Among sports supplements, creatine monohydrate stands out because the evidence actually matches the hype — mostly. It will not build muscle on its own, and the effect sizes are modest: expect roughly 1–2 kg more lean mass over a training cycle compared to training without it, not a transformation. But those are real, reproducible gains backed by decades of research in diverse populations.

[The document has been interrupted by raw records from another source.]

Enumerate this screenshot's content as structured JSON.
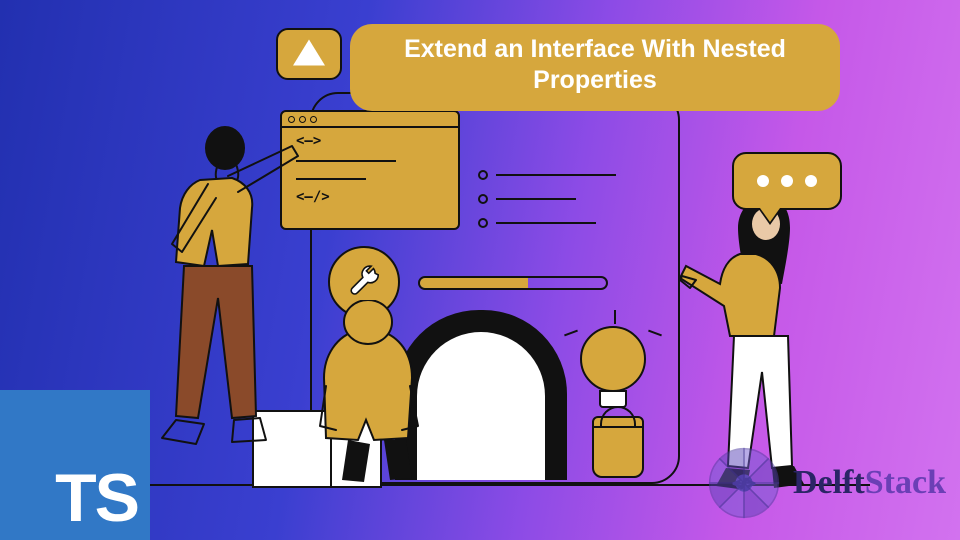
{
  "title": "Extend an Interface With Nested Properties",
  "ts_logo_text": "TS",
  "brand": {
    "name": "Delft",
    "suffix": "Stack"
  },
  "code_window": {
    "open_tag": "<—>",
    "close_tag": "<—/>"
  },
  "speech_dots": 3,
  "colors": {
    "accent": "#d6a73d",
    "ts_blue": "#3178c6",
    "delft_dark": "#2b2566",
    "delft_purple": "#6b3fb5"
  }
}
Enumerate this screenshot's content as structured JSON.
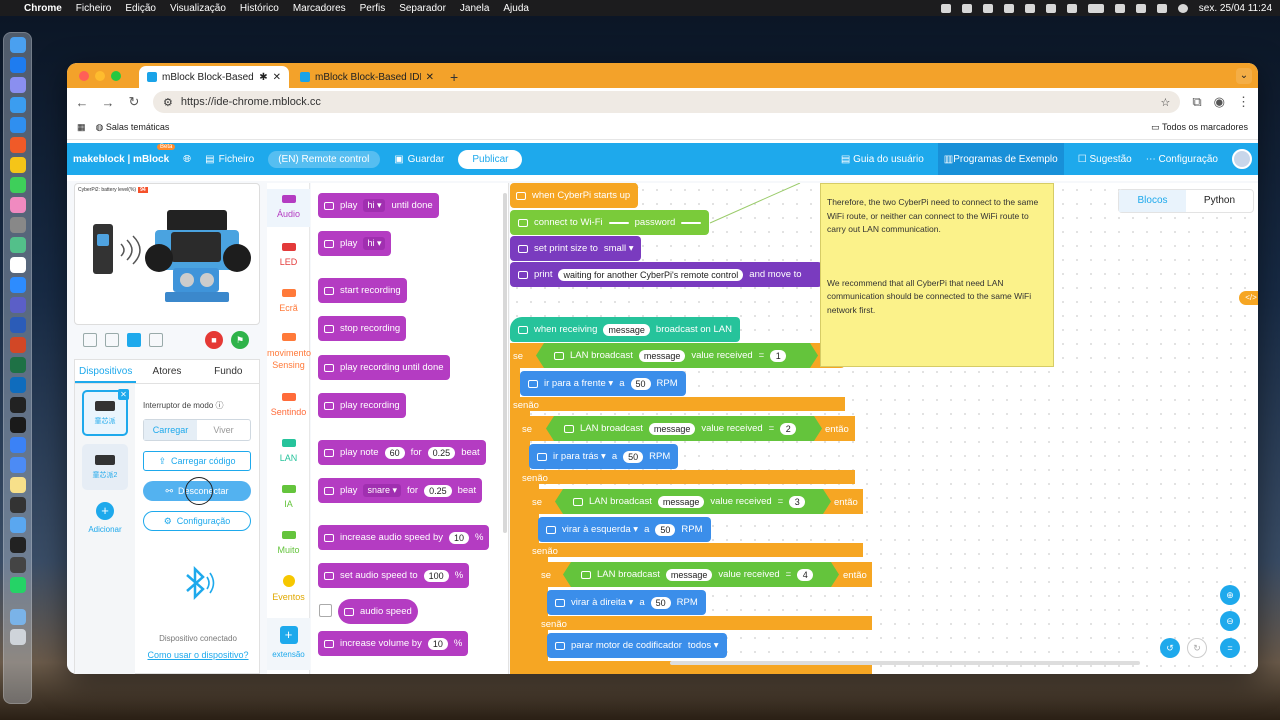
{
  "menubar": {
    "app": "Chrome",
    "items": [
      "Ficheiro",
      "Edição",
      "Visualização",
      "Histórico",
      "Marcadores",
      "Perfis",
      "Separador",
      "Janela",
      "Ajuda"
    ],
    "datetime": "sex. 25/04  11:24"
  },
  "browser": {
    "tabs": [
      {
        "title": "mBlock Block-Based IDE- "
      },
      {
        "title": "mBlock Block-Based IDE- Co"
      }
    ],
    "url": "https://ide-chrome.mblock.cc",
    "bookmark": "Salas temáticas",
    "all_bookmarks": "Todos os marcadores"
  },
  "app": {
    "logo": "makeblock | mBlock",
    "beta": "Beta",
    "file": "Ficheiro",
    "project": "(EN) Remote control",
    "save": "Guardar",
    "publish": "Publicar",
    "right": [
      "Guia do usuário",
      "Programas de Exemplo",
      "Sugestão",
      "Configuração"
    ]
  },
  "stage": {
    "label": "CyberPi2: battery level(%)",
    "badge": "94"
  },
  "devices": {
    "tabs": [
      "Dispositivos",
      "Atores",
      "Fundo"
    ],
    "cards": [
      "童芯派",
      "童芯派2"
    ],
    "add": "Adicionar",
    "mode_label": "Interruptor de modo",
    "mode": [
      "Carregar",
      "Viver"
    ],
    "upload": "Carregar código",
    "disconnect": "Desconectar",
    "config": "Configuração",
    "state": "Dispositivo conectado",
    "howto": "Como usar o dispositivo?"
  },
  "categories": [
    {
      "label": "Áudio",
      "color": "#b43cc2"
    },
    {
      "label": "LED",
      "color": "#e33a3a"
    },
    {
      "label": "Ecrã",
      "color": "#ff7a3a"
    },
    {
      "label": "movimento Sensing",
      "color": "#ff7a3a"
    },
    {
      "label": "Sentindo",
      "color": "#ff6b3a"
    },
    {
      "label": "LAN",
      "color": "#26c39b"
    },
    {
      "label": "IA",
      "color": "#64c43c"
    },
    {
      "label": "Muito",
      "color": "#64c43c"
    },
    {
      "label": "Eventos",
      "color": "#f6c700"
    }
  ],
  "extension": "extensão",
  "palette": {
    "b1": {
      "a": "play",
      "b": "hi",
      "c": "until done"
    },
    "b2": {
      "a": "play",
      "b": "hi"
    },
    "b3": "start recording",
    "b4": "stop recording",
    "b5": "play recording until done",
    "b6": "play recording",
    "b7": {
      "a": "play note",
      "b": "60",
      "c": "for",
      "d": "0.25",
      "e": "beat"
    },
    "b8": {
      "a": "play",
      "b": "snare",
      "c": "for",
      "d": "0.25",
      "e": "beat"
    },
    "b9": {
      "a": "increase audio speed by",
      "b": "10",
      "c": "%"
    },
    "b10": {
      "a": "set audio speed to",
      "b": "100",
      "c": "%"
    },
    "b11": "audio speed",
    "b12": {
      "a": "increase volume by",
      "b": "10",
      "c": "%"
    }
  },
  "code": {
    "start": "when CyberPi starts up",
    "wifi": {
      "a": "connect to Wi-Fi",
      "b": "password"
    },
    "print_size": {
      "a": "set print size to",
      "b": "small"
    },
    "print": {
      "a": "print",
      "b": "waiting for another CyberPi's remote control",
      "c": "and move to"
    },
    "recv": {
      "a": "when receiving",
      "b": "message",
      "c": "broadcast on LAN"
    },
    "se": "se",
    "senao": "senão",
    "entao": "então",
    "lan": "LAN broadcast",
    "msg": "message",
    "vr": "value received",
    "eq": "=",
    "v1": "1",
    "v2": "2",
    "v3": "3",
    "v4": "4",
    "m1": {
      "a": "ir para a frente",
      "b": "a",
      "c": "50",
      "d": "RPM"
    },
    "m2": {
      "a": "ir para trás",
      "b": "a",
      "c": "50",
      "d": "RPM"
    },
    "m3": {
      "a": "virar à esquerda",
      "b": "a",
      "c": "50",
      "d": "RPM"
    },
    "m4": {
      "a": "virar à direita",
      "b": "a",
      "c": "50",
      "d": "RPM"
    },
    "stop": {
      "a": "parar motor de codificador",
      "b": "todos"
    }
  },
  "note": {
    "p1": "Therefore, the two CyberPi need to connect to the same WiFi route, or neither can connect to the WiFi route to carry out LAN communication.",
    "p2": "We recommend that all CyberPi that need LAN communication should be connected to the same WiFi network first."
  },
  "code_tabs": [
    "Blocos",
    "Python"
  ],
  "code_fab": "</>"
}
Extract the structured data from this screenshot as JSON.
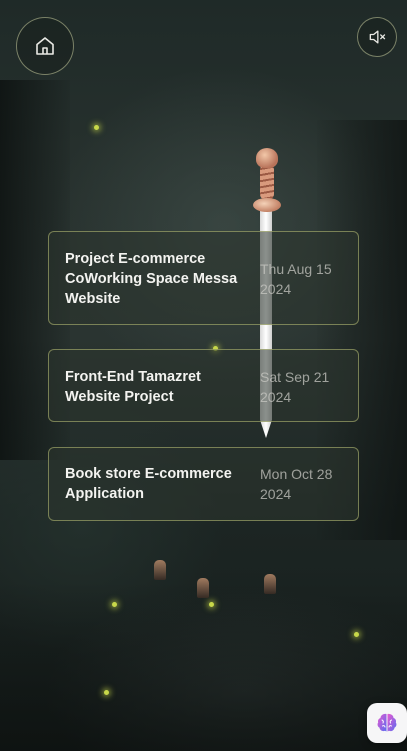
{
  "header": {
    "home_icon": "home-icon",
    "mute_icon": "speaker-muted-icon"
  },
  "projects": [
    {
      "title": "Project E-commerce CoWorking Space Messa Website",
      "date": "Thu Aug 15 2024"
    },
    {
      "title": "Front-End Tamazret Website Project",
      "date": "Sat Sep 21 2024"
    },
    {
      "title": "Book store E-commerce Application",
      "date": "Mon Oct 28 2024"
    }
  ],
  "assistant_button": {
    "icon": "brain-icon"
  },
  "colors": {
    "card_border": "#bec378",
    "text_primary": "#f3f3f0",
    "text_muted": "#c8c8c3",
    "firefly": "#c8d84a",
    "brain_pink": "#e85ad0",
    "brain_blue": "#5a6cf0"
  }
}
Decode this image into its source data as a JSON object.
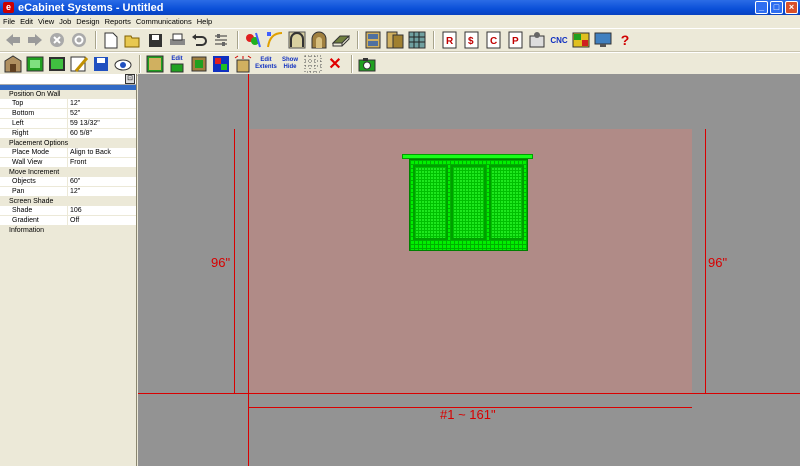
{
  "window": {
    "title": "eCabinet Systems - Untitled",
    "app_icon": "e",
    "minimize": "_",
    "maximize": "□",
    "close": "×"
  },
  "menu": [
    "File",
    "Edit",
    "View",
    "Job",
    "Design",
    "Reports",
    "Communications",
    "Help"
  ],
  "toolbar1": {
    "cnc_label": "CNC",
    "help_label": "?",
    "icons": [
      "back-arrow-icon",
      "forward-arrow-icon",
      "stop-icon",
      "refresh-icon",
      "new-file-icon",
      "open-folder-icon",
      "save-icon",
      "print-icon",
      "undo-icon",
      "settings-sliders-icon",
      "paint-icon",
      "curve-edit-icon",
      "arch-icon",
      "arch-door-icon",
      "panel-icon",
      "cabinet-icon",
      "cabinets-icon",
      "grid-icon",
      "report-icon",
      "report-2-icon",
      "report-3-icon",
      "report-4-icon",
      "machine-icon",
      "cnc-icon",
      "layout-icon",
      "monitor-icon",
      "help-icon"
    ]
  },
  "toolbar2": {
    "edit_label": "Edit",
    "edit_extents_label": "Edit Extents",
    "show_hide_label": "Show Hide",
    "delete_label": "✕",
    "icons": [
      "room-3d-icon",
      "wall-view-icon",
      "elevation-icon",
      "tools-icon",
      "floppy-icon",
      "render-eye-icon",
      "cabinet-view-icon",
      "edit-icon",
      "parts-icon",
      "color-icon",
      "exploded-icon",
      "edit-extents-icon",
      "show-hide-icon",
      "dotted-grid-icon",
      "delete-icon",
      "camera-icon"
    ]
  },
  "properties": {
    "pin_label": "⊡",
    "groups": [
      {
        "label": "Position On Wall",
        "rows": [
          {
            "name": "Top",
            "value": "12\""
          },
          {
            "name": "Bottom",
            "value": "52\""
          },
          {
            "name": "Left",
            "value": "59 13/32\""
          },
          {
            "name": "Right",
            "value": "60 5/8\""
          }
        ]
      },
      {
        "label": "Placement Options",
        "rows": [
          {
            "name": "Place Mode",
            "value": "Align to Back"
          },
          {
            "name": "Wall View",
            "value": "Front"
          }
        ]
      },
      {
        "label": "Move Increment",
        "rows": [
          {
            "name": "Objects",
            "value": "60\""
          },
          {
            "name": "Pan",
            "value": "12\""
          }
        ]
      },
      {
        "label": "Screen Shade",
        "rows": [
          {
            "name": "Shade",
            "value": "106"
          },
          {
            "name": "Gradient",
            "value": "Off"
          }
        ]
      },
      {
        "label": "Information",
        "rows": []
      }
    ]
  },
  "canvas": {
    "left_dim": "96\"",
    "right_dim": "96\"",
    "bottom_dim": "#1 ~ 161\"",
    "colors": {
      "background": "#939393",
      "wall": "#b08b87",
      "dimension": "#d80000",
      "cabinet": "#00f000"
    }
  }
}
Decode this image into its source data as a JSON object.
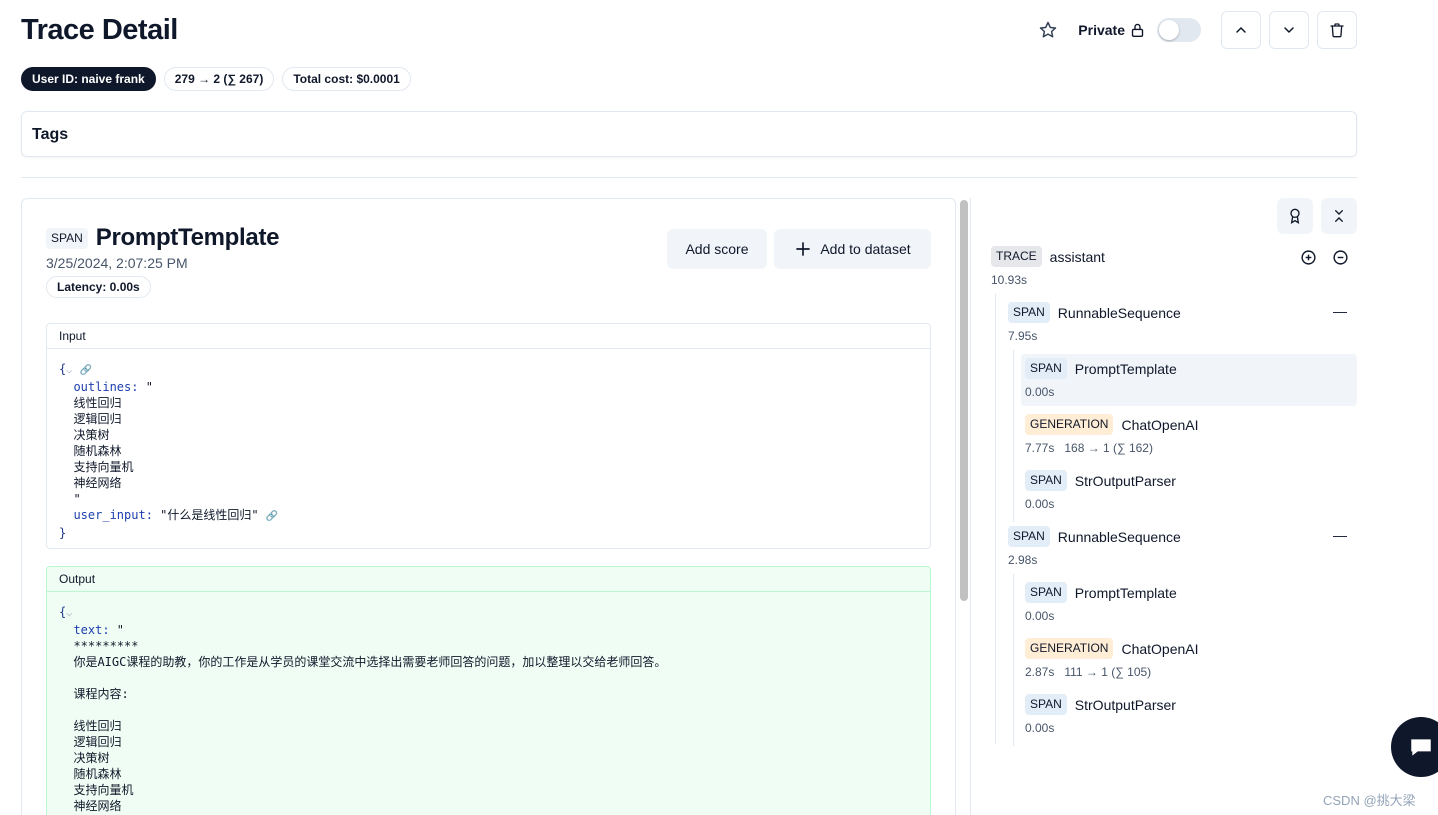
{
  "header": {
    "title": "Trace Detail",
    "private_label": "Private"
  },
  "badges": {
    "user": "User ID: naive frank",
    "tokens": "279 → 2 (∑ 267)",
    "cost": "Total cost: $0.0001"
  },
  "tags": {
    "title": "Tags"
  },
  "detail": {
    "type": "SPAN",
    "name": "PromptTemplate",
    "timestamp": "3/25/2024, 2:07:25 PM",
    "latency": "Latency: 0.00s",
    "add_score": "Add score",
    "add_dataset": "Add to dataset",
    "input": {
      "title": "Input",
      "open": "{",
      "outlines_key": "outlines:",
      "outlines_open": " \"",
      "lines": [
        "线性回归",
        "逻辑回归",
        "决策树",
        "随机森林",
        "支持向量机",
        "神经网络"
      ],
      "outlines_close": "\"",
      "user_input_key": "user_input:",
      "user_input_val": " \"什么是线性回归\"",
      "close": "}"
    },
    "output": {
      "title": "Output",
      "open": "{",
      "text_key": "text:",
      "text_open": " \"",
      "lines": [
        "*********",
        "你是AIGC课程的助教，你的工作是从学员的课堂交流中选择出需要老师回答的问题，加以整理以交给老师回答。",
        "",
        "课程内容:",
        "",
        "线性回归",
        "逻辑回归",
        "决策树",
        "随机森林",
        "支持向量机",
        "神经网络"
      ]
    }
  },
  "tree": {
    "root": {
      "type": "TRACE",
      "name": "assistant",
      "meta": "10.93s"
    },
    "groups": [
      {
        "type": "SPAN",
        "name": "RunnableSequence",
        "meta": "7.95s",
        "children": [
          {
            "type": "SPAN",
            "name": "PromptTemplate",
            "meta": "0.00s",
            "selected": true
          },
          {
            "type": "GENERATION",
            "name": "ChatOpenAI",
            "meta": "7.77s   168 → 1 (∑ 162)"
          },
          {
            "type": "SPAN",
            "name": "StrOutputParser",
            "meta": "0.00s"
          }
        ]
      },
      {
        "type": "SPAN",
        "name": "RunnableSequence",
        "meta": "2.98s",
        "children": [
          {
            "type": "SPAN",
            "name": "PromptTemplate",
            "meta": "0.00s"
          },
          {
            "type": "GENERATION",
            "name": "ChatOpenAI",
            "meta": "2.87s   111 → 1 (∑ 105)"
          },
          {
            "type": "SPAN",
            "name": "StrOutputParser",
            "meta": "0.00s"
          }
        ]
      }
    ]
  },
  "watermark": "CSDN @挑大梁",
  "colors": {
    "accent_dark": "#0f172a",
    "output_bg": "#f0fdf4",
    "generation_tag": "#ffedd5",
    "span_tag": "#e2edf8"
  },
  "icons": [
    "star-icon",
    "lock-icon",
    "chevron-up-icon",
    "chevron-down-icon",
    "trash-icon",
    "plus-icon",
    "award-icon",
    "collapse-all-icon",
    "expand-plus-icon",
    "collapse-minus-icon",
    "chat-icon"
  ]
}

If you resistance train consistently, eat enough protein, and want a supplement with a genuine evidence base, creatine monohydrate at 3–5 g/day is a reasonable addition. If you have kidney issues, are pregnant, or are under 18, skip it. And if the budget is tight, this is the one supplement in the gym bag that earns its keep.

References

  • Antonio, J. & Ciccone, V. (2013). The effects of pre versus post workout supplementation of creatine monohydrate on body composition and strength. Journal of the International Society of Sports Nutrition, 10, 36.
  • Branch, J. D. (2003). Effect of creatine supplementation on body composition and performance: a meta-analysis. International Journal of Sport Nutrition and Exercise Metabolism, 13(2), 198–226.
  • Burke, D. G., et al. (2003). Effect of creatine and weight training on muscle creatine and performance in vegetarians. Medicine & Science in Sports & Exercise, 35(11), 1946–1955.
  • Greenhaff, P. L., et al. (1994). Influence of oral creatine supplementation on muscle torque during repeated bouts of maximal voluntary exercise in man. Clinical Science, 87(3), 285–290.
  • Lanhers, C., et al. (2017). Creatine supplementation and upper limb strength performance: a systematic review and meta-analysis. Sports Medicine, 47(1), 163–173.
  • Olsen, S., et al. (2006). Creatine supplementation augments the increase in satellite cell and myonuclei number in human skeletal muscle induced by strength training. Journal of Physiology, 573(2), 525–534.
  • Rawson, E. S. & Volek, J. S. (2003). Effects of creatine supplementation and resistance training on muscle strength and weightlifting performance. Journal of Strength and Conditioning Research, 17(4), 822–831.
  • Volek, J. S., et al. (1999). Performance and muscle fiber adaptations to creatine supplementation and heavy resistance training. Medicine & Science in Sports & Exercise, 31(8), 1147–1156.